Para o mestre portuense, qualquer
demanda especulativa que pretenda alcançar algo que se apresente como firme e
sólido carece de partir do que, de si, se configure como um começo absoluto que
de nada dependa, revestindo-se, por isso, de um carácter principial ou
primeiro. Deste modo, o ponto de partida do pensar terá, necessariamente, de
ser uma noção básica de que todas as demais decorram, sendo, nesta medida,
secundárias ou derivadas em relação a ela.
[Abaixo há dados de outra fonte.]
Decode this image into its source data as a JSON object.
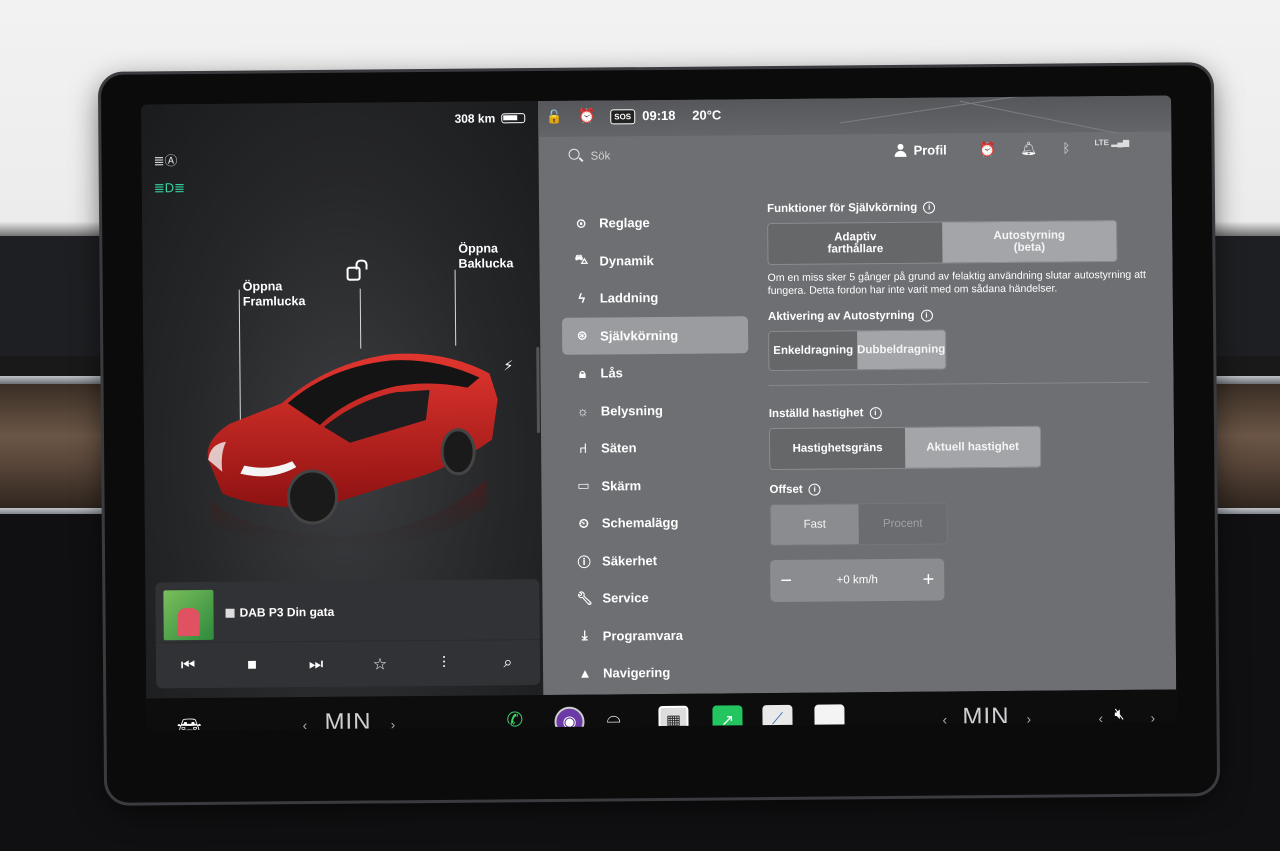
{
  "status": {
    "range": "308 km",
    "time": "09:18",
    "temperature": "20°C",
    "sos": "SOS"
  },
  "car": {
    "front_trunk": "Öppna\nFramlucka",
    "front_trunk_line1": "Öppna",
    "front_trunk_line2": "Framlucka",
    "rear_trunk_line1": "Öppna",
    "rear_trunk_line2": "Baklucka"
  },
  "media": {
    "station": "DAB P3 Din gata"
  },
  "settings": {
    "search_placeholder": "Sök",
    "profile_label": "Profil",
    "nav": [
      {
        "label": "Reglage",
        "icon": "toggle-icon"
      },
      {
        "label": "Dynamik",
        "icon": "car-icon"
      },
      {
        "label": "Laddning",
        "icon": "bolt-icon"
      },
      {
        "label": "Självkörning",
        "icon": "steering-wheel-icon",
        "active": true
      },
      {
        "label": "Lås",
        "icon": "lock-icon"
      },
      {
        "label": "Belysning",
        "icon": "sun-icon"
      },
      {
        "label": "Säten",
        "icon": "seat-icon"
      },
      {
        "label": "Skärm",
        "icon": "display-icon"
      },
      {
        "label": "Schemalägg",
        "icon": "alarm-clock-icon"
      },
      {
        "label": "Säkerhet",
        "icon": "info-icon"
      },
      {
        "label": "Service",
        "icon": "wrench-icon"
      },
      {
        "label": "Programvara",
        "icon": "download-icon"
      },
      {
        "label": "Navigering",
        "icon": "navigation-icon"
      }
    ],
    "autopilot_title": "Funktioner för Självkörning",
    "autopilot_options": [
      "Adaptiv\nfarthållare",
      "Autostyrning\n(beta)"
    ],
    "autopilot_opt1_line1": "Adaptiv",
    "autopilot_opt1_line2": "farthållare",
    "autopilot_opt2_line1": "Autostyrning",
    "autopilot_opt2_line2": "(beta)",
    "autopilot_desc": "Om en miss sker 5 gånger på grund av felaktig användning slutar autostyrning att fungera. Detta fordon har inte varit med om sådana händelser.",
    "activation_title": "Aktivering av Autostyrning",
    "activation_opt1": "Enkeldragning",
    "activation_opt2": "Dubbeldragning",
    "speed_title": "Inställd hastighet",
    "speed_opt1": "Hastighetsgräns",
    "speed_opt2": "Aktuell hastighet",
    "offset_title": "Offset",
    "offset_opt1": "Fast",
    "offset_opt2": "Procent",
    "offset_value": "+0 km/h"
  },
  "taskbar": {
    "left_temp": "MIN",
    "right_temp": "MIN"
  },
  "colors": {
    "accent_alarm": "#f4c21a",
    "headlight_green": "#38d39f",
    "car_red": "#c8201f"
  }
}
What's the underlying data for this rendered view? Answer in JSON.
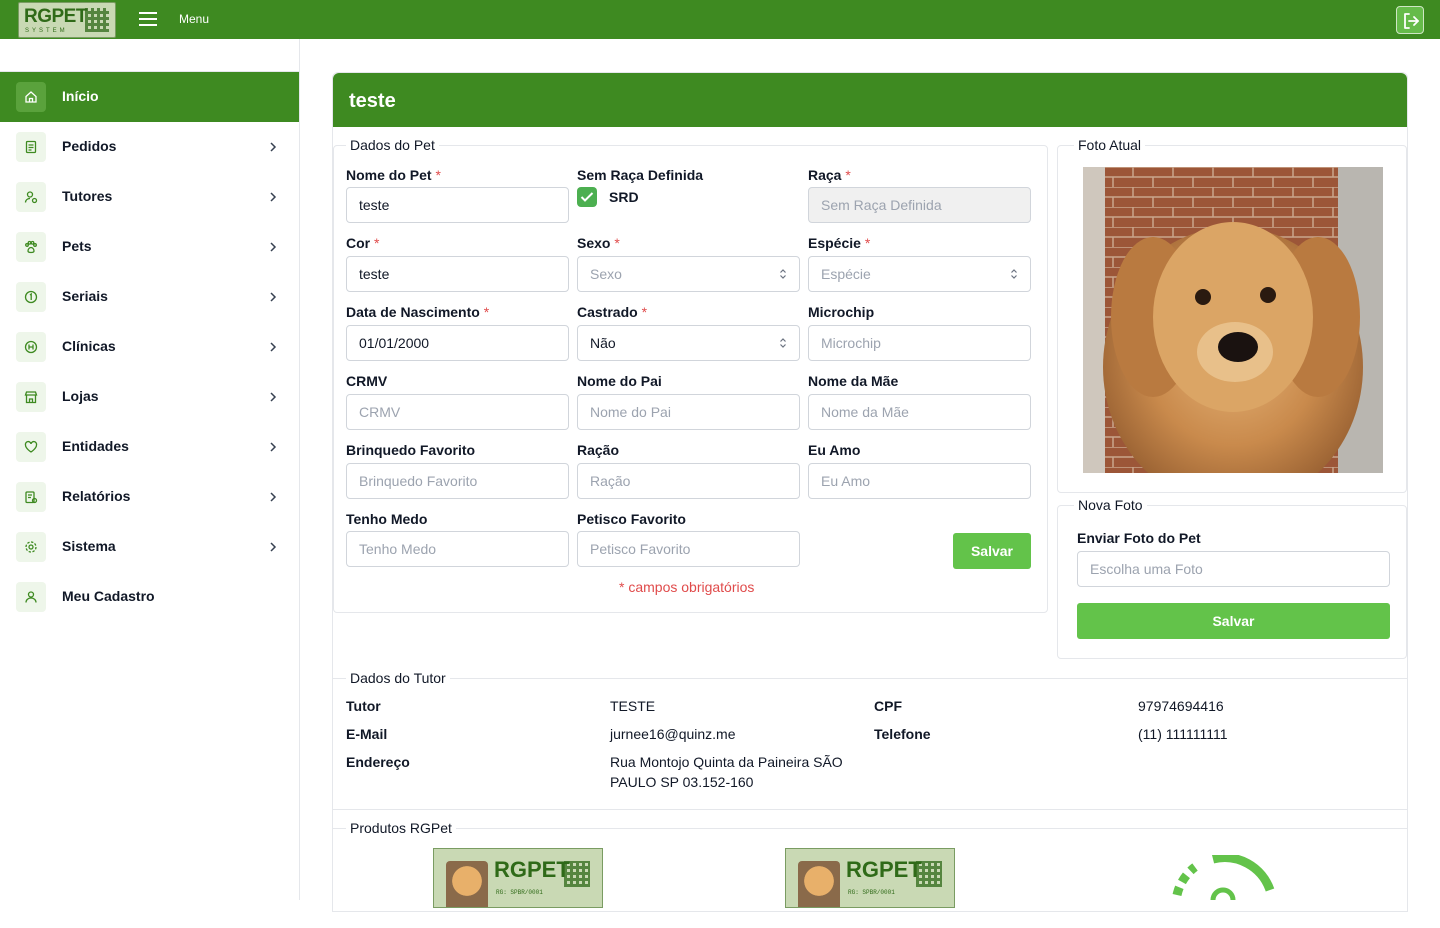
{
  "topbar": {
    "logo_text": "RGPET",
    "logo_sub": "SYSTEM",
    "menu_label": "Menu"
  },
  "sidebar": {
    "items": [
      {
        "label": "Início",
        "icon": "home-icon",
        "active": true
      },
      {
        "label": "Pedidos",
        "icon": "document-icon"
      },
      {
        "label": "Tutores",
        "icon": "user-icon"
      },
      {
        "label": "Pets",
        "icon": "paw-icon"
      },
      {
        "label": "Seriais",
        "icon": "serial-icon"
      },
      {
        "label": "Clínicas",
        "icon": "hospital-icon"
      },
      {
        "label": "Lojas",
        "icon": "store-icon"
      },
      {
        "label": "Entidades",
        "icon": "heart-icon"
      },
      {
        "label": "Relatórios",
        "icon": "report-icon"
      },
      {
        "label": "Sistema",
        "icon": "gear-icon"
      },
      {
        "label": "Meu Cadastro",
        "icon": "profile-icon"
      }
    ]
  },
  "card": {
    "title": "teste"
  },
  "pet": {
    "legend": "Dados do Pet",
    "nome_label": "Nome do Pet",
    "nome_value": "teste",
    "srd_label": "Sem Raça Definida",
    "srd_check_label": "SRD",
    "raca_label": "Raça",
    "raca_value": "Sem Raça Definida",
    "cor_label": "Cor",
    "cor_value": "teste",
    "sexo_label": "Sexo",
    "sexo_placeholder": "Sexo",
    "especie_label": "Espécie",
    "especie_placeholder": "Espécie",
    "nasc_label": "Data de Nascimento",
    "nasc_value": "01/01/2000",
    "castrado_label": "Castrado",
    "castrado_value": "Não",
    "microchip_label": "Microchip",
    "microchip_placeholder": "Microchip",
    "crmv_label": "CRMV",
    "crmv_placeholder": "CRMV",
    "pai_label": "Nome do Pai",
    "pai_placeholder": "Nome do Pai",
    "mae_label": "Nome da Mãe",
    "mae_placeholder": "Nome da Mãe",
    "brinquedo_label": "Brinquedo Favorito",
    "brinquedo_placeholder": "Brinquedo Favorito",
    "racao_label": "Ração",
    "racao_placeholder": "Ração",
    "euamo_label": "Eu Amo",
    "euamo_placeholder": "Eu Amo",
    "medo_label": "Tenho Medo",
    "medo_placeholder": "Tenho Medo",
    "petisco_label": "Petisco Favorito",
    "petisco_placeholder": "Petisco Favorito",
    "save_label": "Salvar",
    "required_note": "* campos obrigatórios",
    "req_mark": "*"
  },
  "foto": {
    "legend": "Foto Atual"
  },
  "nova_foto": {
    "legend": "Nova Foto",
    "label": "Enviar Foto do Pet",
    "placeholder": "Escolha uma Foto",
    "save_label": "Salvar"
  },
  "tutor": {
    "legend": "Dados do Tutor",
    "tutor_label": "Tutor",
    "tutor_value": "TESTE",
    "cpf_label": "CPF",
    "cpf_value": "97974694416",
    "email_label": "E-Mail",
    "email_value": "jurnee16@quinz.me",
    "telefone_label": "Telefone",
    "telefone_value": "(11) 111111111",
    "endereco_label": "Endereço",
    "endereco_line1": "Rua Montojo Quinta da Paineira SÃO",
    "endereco_line2": "PAULO SP 03.152-160"
  },
  "produtos": {
    "legend": "Produtos RGPet",
    "card_text": "RGPET",
    "card_rg": "RG: SPBR/0001"
  },
  "colors": {
    "primary": "#3e8a21",
    "button": "#63c34a",
    "required": "#e04b4b"
  }
}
Porque é, assim, sempre algo
necessário e universal, o ponto de partida não pode deixar de ser um único,
inconcebíveis sendo múltiplos ou diversos pontos de partida.
Daí que António José de Brito
pense só poder constituir verdadeiro ponto de partida do pensar o que se
apresente como insuperável, entendido este como o primeiro princípio, de que
todos os outros dependem e não podem deixar de pressupor ou admitir.
Assim, para o antigo professor da
Faculdade de Letras da Universidade do Porto, esse ponto de partida ou
fundamento radical ou primeiro de todo o pensar terá de ser algo que se
apresente e possa ser afirmado como inegável, indubitável, insusceptível de ser
“colocado entre parêntesis”, auto-demonstrado e unidade na diversidade, tanto
como desenvolvimento lógico como dialéctica entre opostos, unidade que põe o
seu oposto e o supera.
Este conjunto de atributos que o
ponto de partida deverá reunir em si para revestir, verdadeiramente, o carácter
de insuperável primeiro princípio que de nada depende e de que tudo o mais
queda dependente, segundo o exigente pensamento do autor de Razão e dialéctica, não se encontra na
maioria das noções que, amiúde, têm sido consideradas ou pensadas como ponto de
partida, pois, segundo ele, não podem constituir verdadeiros pontos de partida
do pensar filosófico ou da Filosofia nem a linguagem nem noções com a de ser ou
de cogito, nem o pensamento
impessoal, a experiência ou a evidência, dado todas constituírem, de algum
modo, noções ou realidades segundas ou derivadas.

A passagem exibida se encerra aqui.